Monday, February 18, 2008

Bullshit Artist



Described as being inspired by Monet


Here is a little something I found that relates to my story recently concerning an artist exhibiting in the Tauranga ratepayer-funded art gallery.

Please go to the link - the story and photographs are quite amusing, and confirm the observations I made in my own post.



Toddler fools the art world into buying his tomato ketchup paintings To the untrained eye, they appear to be simple daubs that could have been created by a two year old. Which is precisely what they are. But that didn't stop the supposed experts falling over themselves to acclaim them.

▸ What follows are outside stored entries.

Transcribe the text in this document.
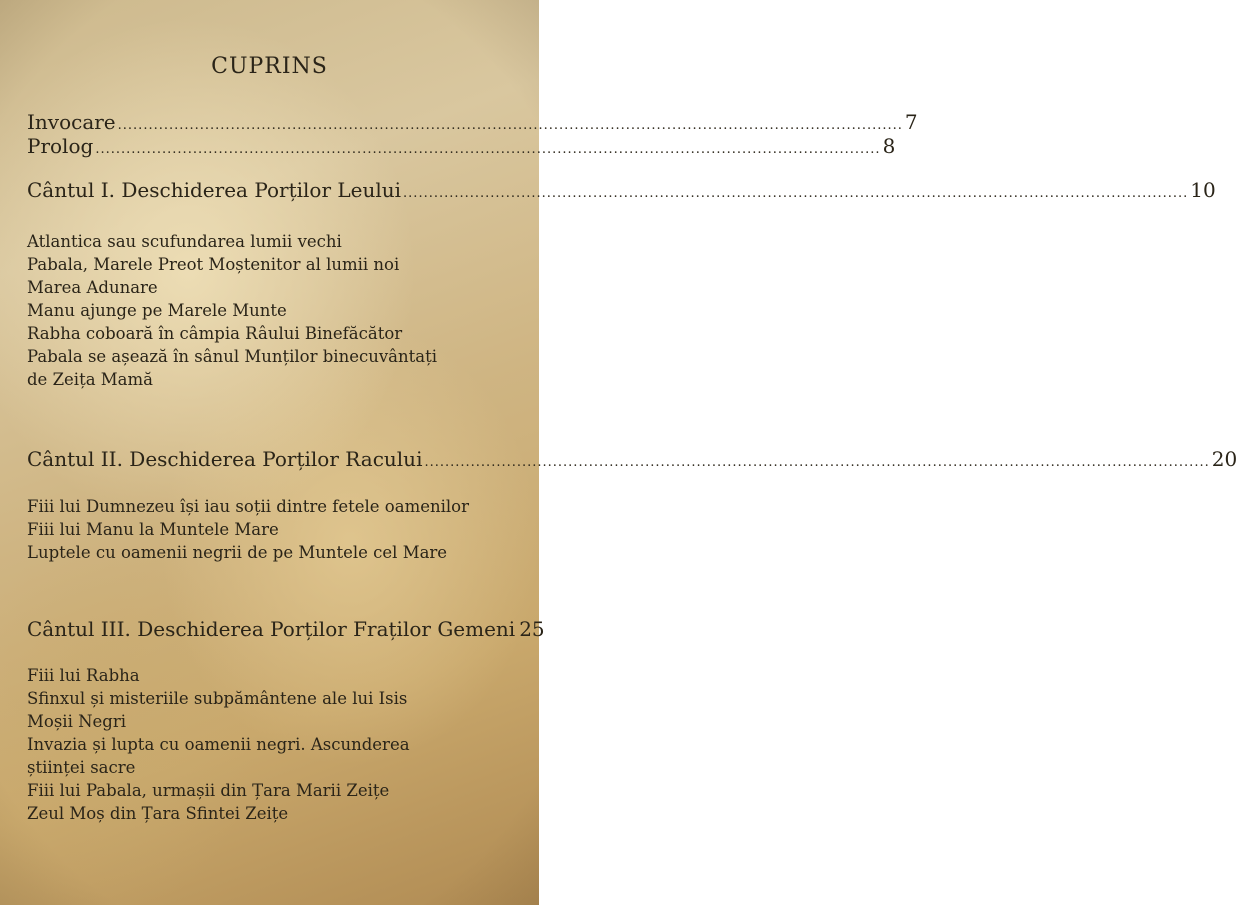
CUPRINS
Invocare ......................................................................................................................................................... 7
Prolog ......................................................................................................................................................... 8
Cântul I. Deschiderea Porților Leului ......................................................................................................................................................... 10
Atlantica sau scufundarea lumii vechi
Pabala, Marele Preot Moștenitor al lumii noi
Marea Adunare
Manu ajunge pe Marele Munte
Rabha coboară în câmpia Râului Binefăcător
Pabala se așează în sânul Munților binecuvântați
de Zeița Mamă
Cântul II. Deschiderea Porților Racului ......................................................................................................................................................... 20
Fiii lui Dumnezeu își iau soții dintre fetele oamenilor
Fiii lui Manu la Muntele Mare
Luptele cu oamenii negrii de pe Muntele cel Mare
Cântul III. Deschiderea Porților Fraților Gemeni 25
Fiii lui Rabha
Sfinxul și misteriile subpământene ale lui Isis
Moșii Negri
Invazia și lupta cu oamenii negri. Ascunderea
științei sacre
Fiii lui Pabala, urmașii din Țara Marii Zeițe
Zeul Moș din Țara Sfintei Zeițe
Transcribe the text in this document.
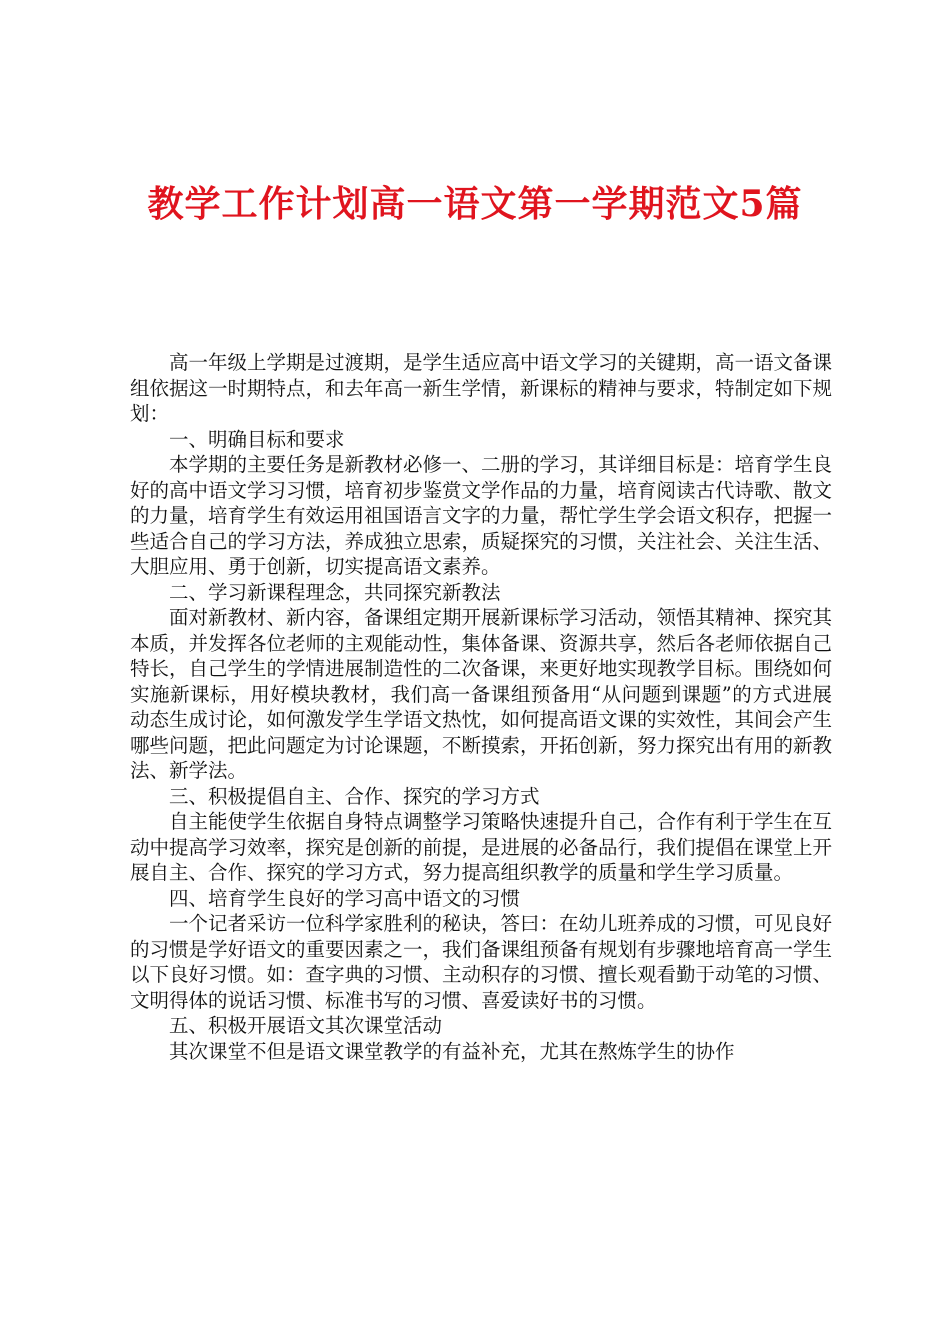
教学工作计划高一语文第一学期范文5篇

高一年级上学期是过渡期，是学生适应高中语文学习的关键期，高一语文备课组依据这一时期特点，和去年高一新生学情，新课标的精神与要求，特制定如下规划：

一、明确目标和要求

本学期的主要任务是新教材必修一、二册的学习，其详细目标是：培育学生良好的高中语文学习习惯，培育初步鉴赏文学作品的力量，培育阅读古代诗歌、散文的力量，培育学生有效运用祖国语言文字的力量，帮忙学生学会语文积存，把握一些适合自己的学习方法，养成独立思索，质疑探究的习惯，关注社会、关注生活、大胆应用、勇于创新，切实提高语文素养。

二、学习新课程理念，共同探究新教法

面对新教材、新内容，备课组定期开展新课标学习活动，领悟其精神、探究其本质，并发挥各位老师的主观能动性，集体备课、资源共享，然后各老师依据自己特长，自己学生的学情进展制造性的二次备课，来更好地实现教学目标。围绕如何实施新课标，用好模块教材，我们高一备课组预备用“从问题到课题”的方式进展动态生成讨论，如何激发学生学语文热忱，如何提高语文课的实效性，其间会产生哪些问题，把此问题定为讨论课题，不断摸索，开拓创新，努力探究出有用的新教法、新学法。

三、积极提倡自主、合作、探究的学习方式

自主能使学生依据自身特点调整学习策略快速提升自己，合作有利于学生在互动中提高学习效率，探究是创新的前提，是进展的必备品行，我们提倡在课堂上开展自主、合作、探究的学习方式，努力提高组织教学的质量和学生学习质量。

四、培育学生良好的学习高中语文的习惯

一个记者采访一位科学家胜利的秘诀，答曰：在幼儿班养成的习惯，可见良好的习惯是学好语文的重要因素之一，我们备课组预备有规划有步骤地培育高一学生以下良好习惯。如：查字典的习惯、主动积存的习惯、擅长观看勤于动笔的习惯、文明得体的说话习惯、标准书写的习惯、喜爱读好书的习惯。

五、积极开展语文其次课堂活动

其次课堂不但是语文课堂教学的有益补充，尤其在熬炼学生的协作
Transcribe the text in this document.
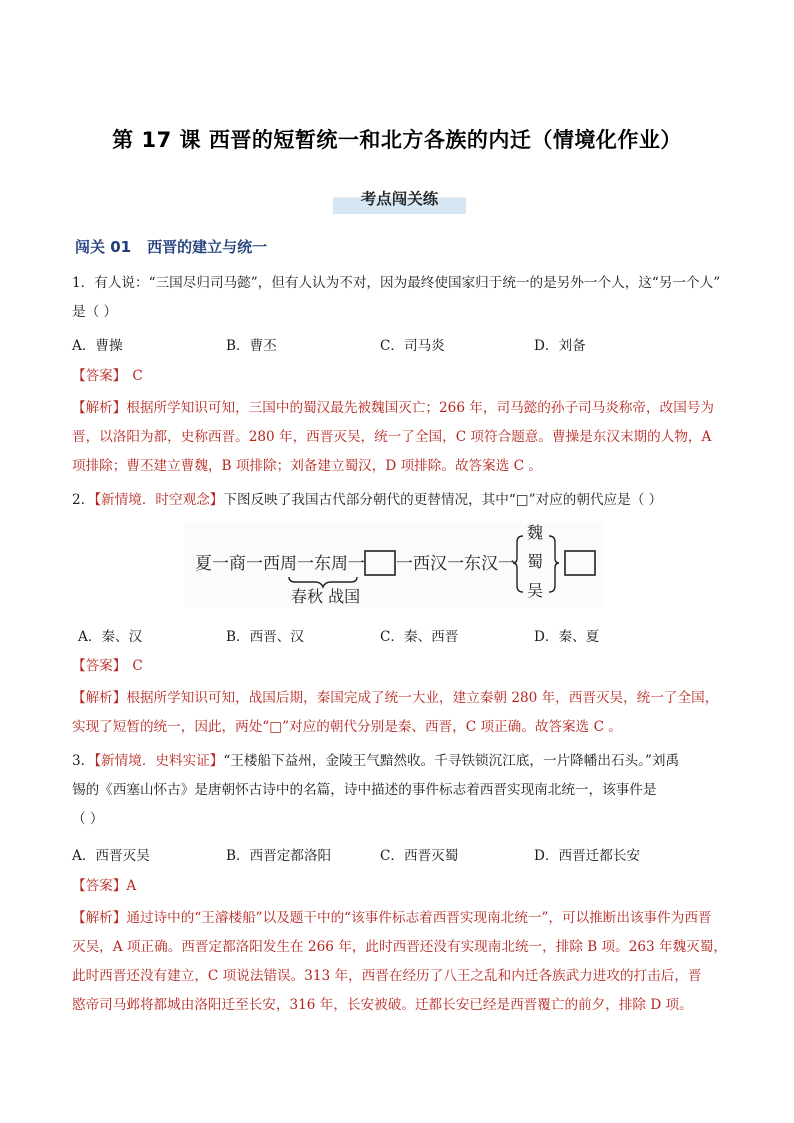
第 17 课 西晋的短暂统一和北方各族的内迁（情境化作业）
考点闯关练
闯关 01 西晋的建立与统一
1．有人说：“三国尽归司马懿”，但有人认为不对，因为最终使国家归于统一的是另外一个人，这“另一个人”
是（ ）
A．曹操	B．曹丕	C．司马炎	D．刘备
【答案】 C
【解析】根据所学知识可知，三国中的蜀汉最先被魏国灭亡；266 年，司马懿的孙子司马炎称帝，改国号为
晋，以洛阳为都，史称西晋。280 年，西晋灭吴，统一了全国，C 项符合题意。曹操是东汉末期的人物，A
项排除；曹丕建立曹魏，B 项排除；刘备建立蜀汉，D 项排除。故答案选 C 。
2．【新情境．时空观念】下图反映了我国古代部分朝代的更替情况，其中“□”对应的朝代应是（ ）
夏一商一西周一东周一 一西汉一东汉一
魏
蜀
吴
春秋 战国
A．秦、汉	B．西晋、汉	C．秦、西晋	D．秦、夏
【答案】 C
【解析】根据所学知识可知，战国后期，秦国完成了统一大业，建立秦朝 280 年，西晋灭吴，统一了全国，
实现了短暂的统一，因此，两处“□”对应的朝代分别是秦、西晋，C 项正确。故答案选 C 。
3．【新情境．史料实证】“王楼船下益州，金陵王气黯然收。千寻铁锁沉江底，一片降幡出石头。”刘禹
锡的《西塞山怀古》是唐朝怀古诗中的名篇，诗中描述的事件标志着西晋实现南北统一，该事件是
（ ）
A．西晋灭吴	B．西晋定都洛阳	C．西晋灭蜀	D．西晋迁都长安
【答案】A
【解析】通过诗中的“王濬楼船”以及题干中的“该事件标志着西晋实现南北统一”，可以推断出该事件为西晋
灭吴，A 项正确。西晋定都洛阳发生在 266 年，此时西晋还没有实现南北统一，排除 B 项。263 年魏灭蜀，
此时西晋还没有建立，C 项说法错误。313 年，西晋在经历了八王之乱和内迁各族武力进攻的打击后，晋
愍帝司马邺将都城由洛阳迁至长安，316 年，长安被破。迁都长安已经是西晋覆亡的前夕，排除 D 项。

The toddler in question is Freddie Linsky, who has fooled the art world into buying and asking to exhibit his paintings. Freddie's efforts, which include works using tomato ketchup composed while sitting on his high chair, were posted by his mother Estelle Lovatt on collector Charles Saatchi's online gallery. ********* A couple of comments concerning the above

I'm sorry to have to ask this, but what is wrong with you people? That mother and son have just proven that it takes the skill of a two year old to produce what is called "modern art". A child of two who sings like a pordigy is something extraordinary; such is an actual skill to be applauded. The fact that 'great' artists are still painting with similar ability to a child with a 40 word vocabulary is entirely disappointing, not to mention that other people actually pay large amounts of money.

My mother once told me that modern art is art because it ccame from the artist's imagination, and nobody else's. If that is all that can be thought up by some people, I'm astonished that there even are people with such a narrow imagination.

- Kyle, Chester, UK

Next time someone hands over cash for modern art just laugh at them, toddler art should be free at the point of sale!

- Richard De Gerber, Kingston upon Thames

Art is a method of representing man's interpretation of his environment and communicating that interpretation to others. As such, all art has to be intelligible. It's freedom of stylization is limited by the requirement of intelligibility; if it does not present an intelligible subject, it ceases to be art.

These wild daubs by a two year old child are no more or less artistic than any other works of, so called, "modern art" and merely highlight the fraud of the modern art community.